Sonia Lewis gave up everything she had; first for Sorrel then for Alfie. She believed that if Sorrel got his way, he would have had full custody. She never imagined Sorrel would go as far as getting rid of their son. So she gave him up so he wouldn’t be raised by someone like Sorrel. So that he wouldn’t grow up with a sly and controlling demon as a role model. Sonia could see Alfie was already on his way to becoming like his father – tapping and manipulating. And his behaviour at school indicated that he was becoming seriously unstable.
From Sorrel’s perspective though, Alfie was just a hindrance. So he doped up his son on Sonia’s medication, put him in the back seat of his car and drove in the middle of the night to Wentshire Forest, where he intended to dispose of the child.
If Sorrel was still here, I would put it all to him directly. I would ask him what he was doing in the forest when he got out of the car and left his son sleeping. He says he was looking at the engine, but Maryanne didn’t see him there. I wonder if we’ll ever know where he went, and what he did during those few minutes.
If Sorrel was still on the end of the phone I would then put it to him that he hampered the search for Alfie. It was him who drove the truck from the Great Escapes site. It was him who tampered with the lights on the building site, not the fairies in the wood.
I would also put it to him that he then employed all of his storytelling and manipulation skills. He knew the press would eat up the story of a missing child and his desperate father, so he gave them everything they wanted. To what end, though? Maybe he couldn’t help himself. Maybe all he ever wanted was to be seen, to be important.
If Sorrel was still on the other end of the line, I would tell him this: More than anything, Sorrel, I feel sorry for you. Whatever made you this way, I’m sorry it happened. And if I could offer you any advice, it would be to seek some help. Find out about yourself. Begin the journey through the forest to face your own monsters.
I could sit here and reflect and speculate. But I won’t. Instead I feel that it’s time to do something I’ve been waiting to do ever since I last saw Maryanne. I reach into my bag and pull out a letter. Looping, spidery handwriting on the front.
‘The End’ it reads.
I sit there and I read.
This series has been unlike my others. I have dropped all the episodes at once. All of them in one fell swoop – before I vanish. Again.
They took me a long time to edit. It’s because I want this series to sound perfect.
There is plenty more I could have said to Sorrel Marsden. It was like any conversation when emotions get heated. No one is as articulate as they could be. There’s always something we wish we could have said.

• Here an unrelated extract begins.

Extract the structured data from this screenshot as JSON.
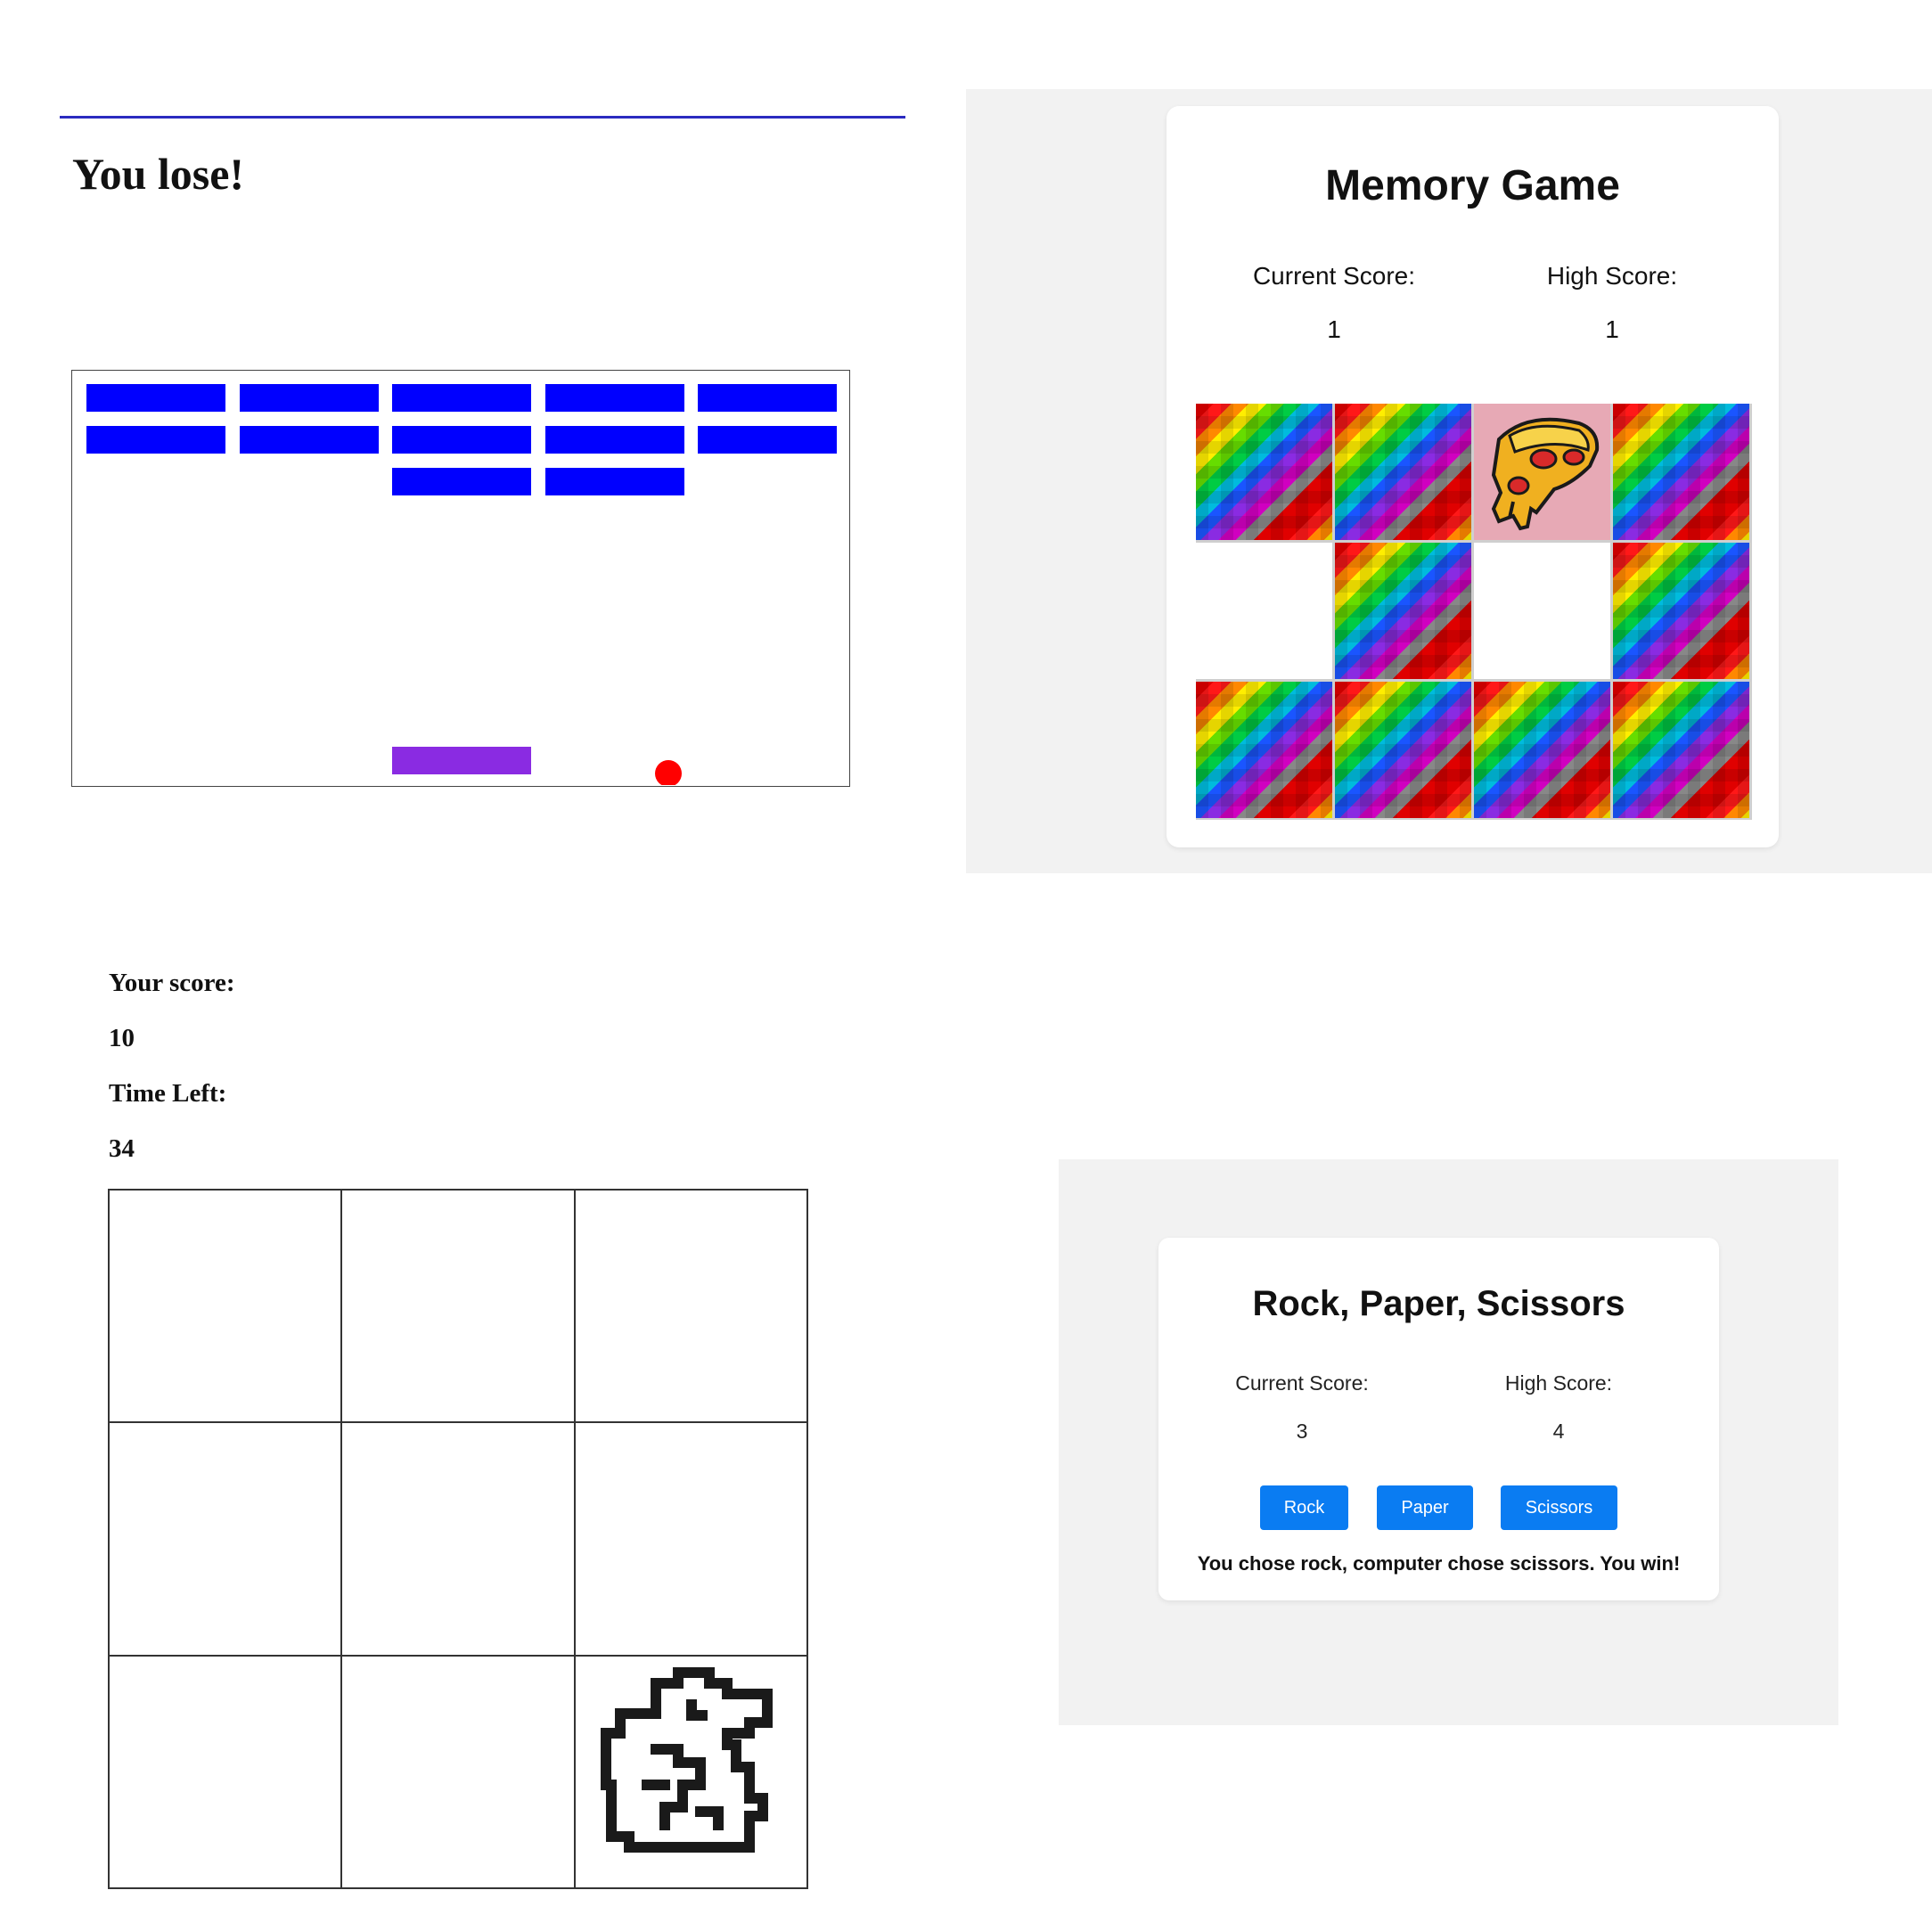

But I’m sure of one thing: Sorrel genuinely has no knowledge of what happened to his son in 1988.
But I do. Now.
And I wonder if I should have told Sorrel. I wonder if he deserved to know.

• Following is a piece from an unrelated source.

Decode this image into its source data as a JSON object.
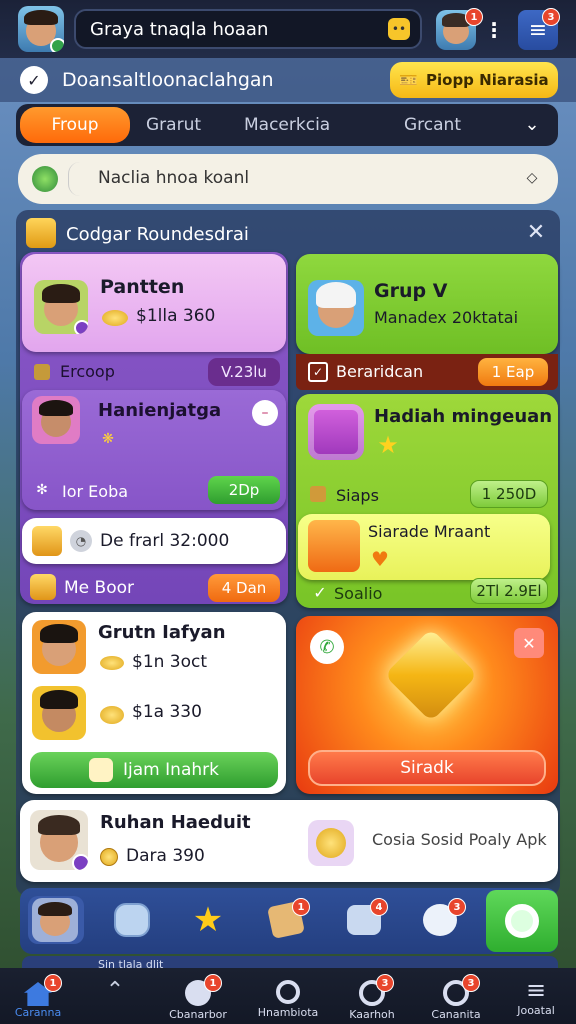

Because there is another story I could have told him. A story I’ve discovered since he left. Since I read a letter. A letter from a friend.
It’s a story about a traumatised seven-year-old boy who apparently went ‘missing’ in a forest. Whose father gave up on him.
Should I have told Sorrel about the people who didn’t give up? The people who made sure the boy found a new family – people who would love him, despite what he’d been through. A family who would nurture, who would patiently coax that little boy out of his own darkness and give him the life he would never have had. Should I have told Sorrel that, despite all their efforts, that darkness would always be with that boy, and the man he would become, buried somewhere inside, waiting for him to turn and face it … to walk back in among the trees?
I wonder if Sorrel Marsden would even have cared.
As for stories. Maybe it’s that one that has been our sixth?
And it’s me that has been Scott King.
This episode is dedicated to the King family, who took on a broken boy and made him whole.
And this episode is our last. For now at least.